Порою, вечером, с тоской невыразимой,

В убогой комнатке над книгой я склонюсь.

Но не могу читать я повести любимой - И с силой предо мной встает неотразимой Далекий, милый край - моя родная Русь.

Она еще жива... Но смерть над ней витает,

Там не звучат святынь родных колокола...

       Души святой порыв - там дикий смех встречает,

И все, что там живет - лишь тихо умирает,

И всюду скорбь и всюду - смерти мгла.

 

       Прошло уж десять лет. А сколько ждать должны мы,

И силы нет былой... А что волос седых!

Но в эти скорби дни, судьбой своей гонимы,

Мы, русские, везде: лишь Господом хранимы,

Любимы братьями, врагами лишь терпимы,

Мы - граждане земли... И нет для нас чужих.

Мы здесь - хранители культуры стародавней,

На алтарях святых поддерживаем знич.

Тем выше наша роль - чем гаже и бесславней Роль утеснителей на Родине, чем явней Все их насилия, чем громче черни клич.

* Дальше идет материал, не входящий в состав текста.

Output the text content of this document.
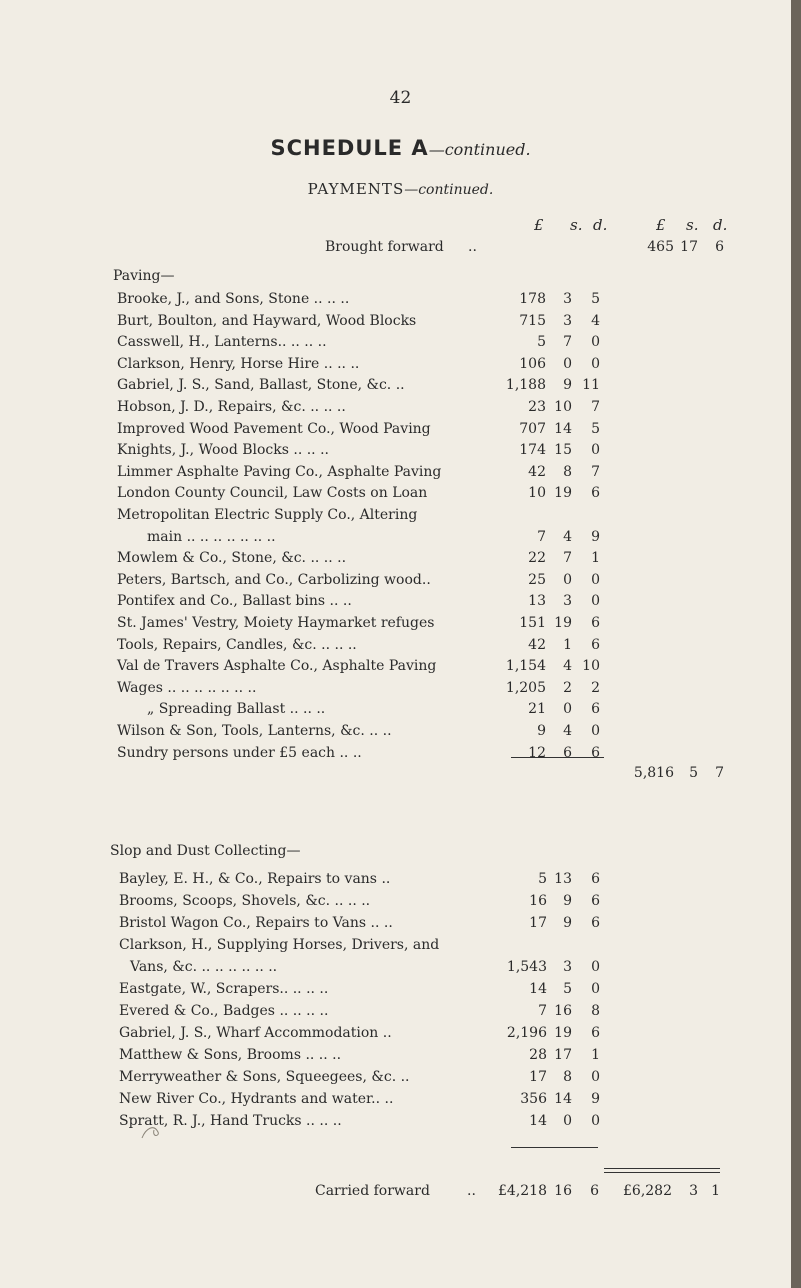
42
SCHEDULE A—continued.
PAYMENTS—continued.
£ s. d.	£ s. d.
Brought forward ..	465 17	6
Paving—
Brooke, J., and Sons, Stone .. .. ..	178	3	5
Burt, Boulton, and Hayward, Wood Blocks	715	3	4
Casswell, H., Lanterns.. .. .. ..	5	7	0
Clarkson, Henry, Horse Hire .. .. ..	106	0	0
Gabriel, J. S., Sand, Ballast, Stone, &c. ..	1,188	9 11
Hobson, J. D., Repairs, &c. .. .. ..	23 10	7
Improved Wood Pavement Co., Wood Paving	707 14	5
Knights, J., Wood Blocks .. .. ..	174 15	0
Limmer Asphalte Paving Co., Asphalte Paving	42	8	7
London County Council, Law Costs on Loan	10 19	6
Metropolitan Electric Supply Co., Altering
main .. .. .. .. .. .. ..	7	4	9
Mowlem & Co., Stone, &c. .. .. ..	22	7	1
Peters, Bartsch, and Co., Carbolizing wood..	25	0	0
Pontifex and Co., Ballast bins .. ..	13	3	0
St. James' Vestry, Moiety Haymarket refuges	151 19	6
Tools, Repairs, Candles, &c. .. .. ..	42	1	6
Val de Travers Asphalte Co., Asphalte Paving	1,154	4 10
Wages .. .. .. .. .. .. ..	1,205	2	2
„ Spreading Ballast .. .. ..	21	0	6
Wilson & Son, Tools, Lanterns, &c. .. ..	9	4	0
Sundry persons under £5 each .. ..	12	6	6
5,816	5	7
Slop and Dust Collecting—
Bayley, E. H., & Co., Repairs to vans ..	5 13	6
Brooms, Scoops, Shovels, &c. .. .. ..	16	9	6
Bristol Wagon Co., Repairs to Vans .. ..	17	9	6
Clarkson, H., Supplying Horses, Drivers, and
Vans, &c. .. .. .. .. .. ..	1,543	3	0
Eastgate, W., Scrapers.. .. .. ..	14	5	0
Evered & Co., Badges .. .. .. ..	7 16	8
Gabriel, J. S., Wharf Accommodation ..	2,196 19	6
Matthew & Sons, Brooms .. .. ..	28 17	1
Merryweather & Sons, Squeegees, &c. ..	17	8	0
New River Co., Hydrants and water.. ..	356 14	9
Spratt, R. J., Hand Trucks .. .. ..	14	0	0
Carried forward	..	£4,218 16	6	£6,282	3 1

       Сегодня - праздник наш. Пусть видят все народы,

Что мы - едины все; что жизнь в сердцах у нас,

Что образ Родины горел все эти годы;

Что светоч Истины, и Счастья, и Свободы Мы принесем туда - когда пробьет наш час!

 

      После вступления в 1939 г. в Вильнюсский край советских войск Д.Д.Бохан был арестован органами НКВД. Однако ему удалось освободить­ся и попасть в польскую армию генерала Владислава Андерса, созданную при поддержке Великобритании. Сражаясь в ее рядах, Д.Бохан погиб в 1942 г. на Ближнем Востоке[6].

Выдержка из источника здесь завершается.